L’éclectisme sera donc au rendez-vous, en grande pompe. Une diversité des approches qui réjouit le Pr Michaël Dantinne, digne représentant de l’Ecole de criminologie Jean Constant, lequel planchera le 12 février prochain sur les connexions entre crime et médias au cours d’un exposé intitulé “Médiatiser ou média-attiser le crime ?”. Il analysera d’une part la manière dont les médias rendent compte du crime et les conséquences pouvant en résulter et, d’autre part, envisagera les effets que peuvent avoir les contenus médiatiques sur les citoyens. « Un sujet où l’on n’attend pas forcément le criminologue et qui, de surcroît, concerne un peu tout le monde puisque nous sommes tous des consommateurs plus ou moins avertis de contenus médiatiques. » Alléchant.
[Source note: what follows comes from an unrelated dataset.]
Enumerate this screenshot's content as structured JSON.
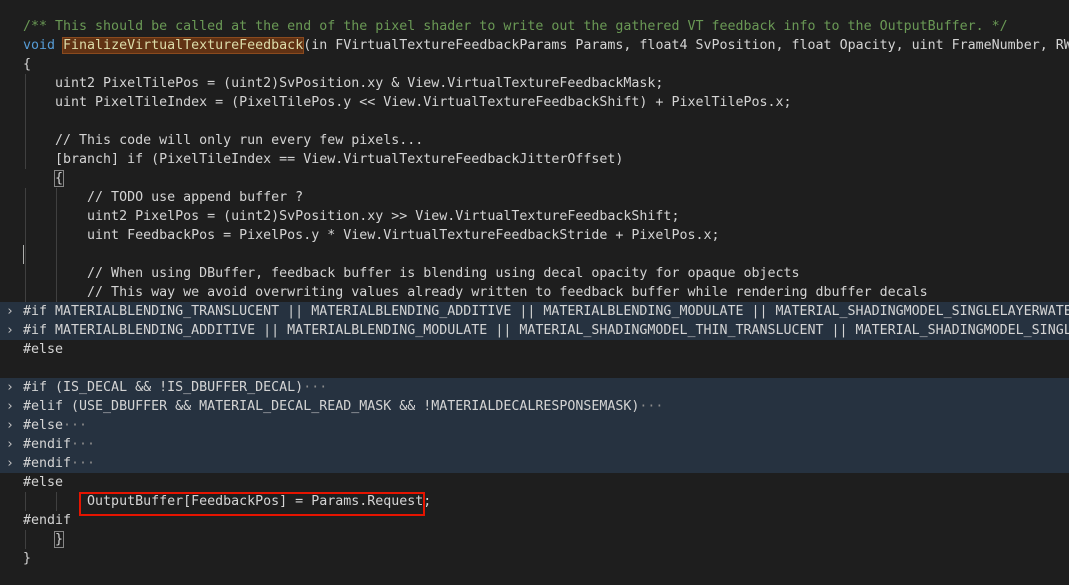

« Les médias d’information réservent une place de plus en plus grande aux contenus liés au crime, constate le criminologue. Les grandes affaires criminelles sont fortement médiatisées, et ce de manière décroissante : on parle énormément des faits, un peu moins du procès, encore moins de la peine et très peu de l’exécution de la peine. C’est déjà assez intéressant. Au-delà, les processus de médiatisation intriguent et le thème même de la délinquance – thème complexe par excellence – nécessiterait souvent un espace ou un temps que les médias n’ont pas pour traiter ce genre de question. » Mais le crime est aussi traité de manière massive par les fictions : la production de séries télévisées ou de littérature spécifique en témoignent à l’envi. « Les crimes extrêmes fascinent, reprend le professeur. Les crimes sexuels notamment, au même titre que l’enquête et ses procédés. Or ceci ne correspond pas à la réalité, ni en termes quantitatifs (la criminalité de sang est une des moins fréquentes), ni en termes qualitatifs (le profil de l’auteur et de la victime ne correspond pas à ce qui ressort des études scientifiques). Mais ces deux tendances génèrent l’apparition de stéréotypes au sein de la population, qui concernent aussi bien le crime (l’acte), le criminel (l’auteur) et la criminalité (le phénomène) que les agences chargées de lutter contre le crime. Ceci peut, par exemple, contribuer à engendrer une insécurité non fondée, voire un respect déclinant de l’activité de ces agences. »

Maléfiques ou bénéfiques ?
Doit-on alors parler d’un effet néfaste des médias ? « La question a le mérite de nous interroger sur les conséquences des émissions violentes dans la société, commente le Pr Dantinne. La consommation de films et de jeux vidéos, produirait-elle une délinquance ? Si, dans des cas fortement médiatisés, référence a pu être faite à des éléments de ce type, il n’en reste pas moins que la démonstration scientifique est sujette à caution. Les effets, lorsqu’ils ont pu être constatés, sont limités dans le temps. En outre, l’hypothèse inverse, celle des apports bénéfiques d’une possible exposition à des contenus pro-sociaux, n’a jamais ou quasi jamais été testée. Ces études restent cependant extrêmement difficiles à mener, du moins dans des conditions de rigueur adéquates. »

Après le succès des deux dernières éditions, gageons que cette nouvelle manifestation sera ceinte de lauriers une fois encore.

Patrick Camal

   Leçons inaugurales le 12 février, aux amphithéâtres de l’Europe, de 16 à 18h.
Ouvertes au grand public. Outre Michaël Dantinne, Quentin Michel (sciences politiques), Sébastien Brunet (sciences politiques), Ann-Lawrence Durviaux (droit public économique et droit de la fonction publique), Frédéric Georges (droit, garanties de paiement et recouvrement, droit bancaire) et Christian Behrendt (droit constitutionnel) interviendront lors de cette séance.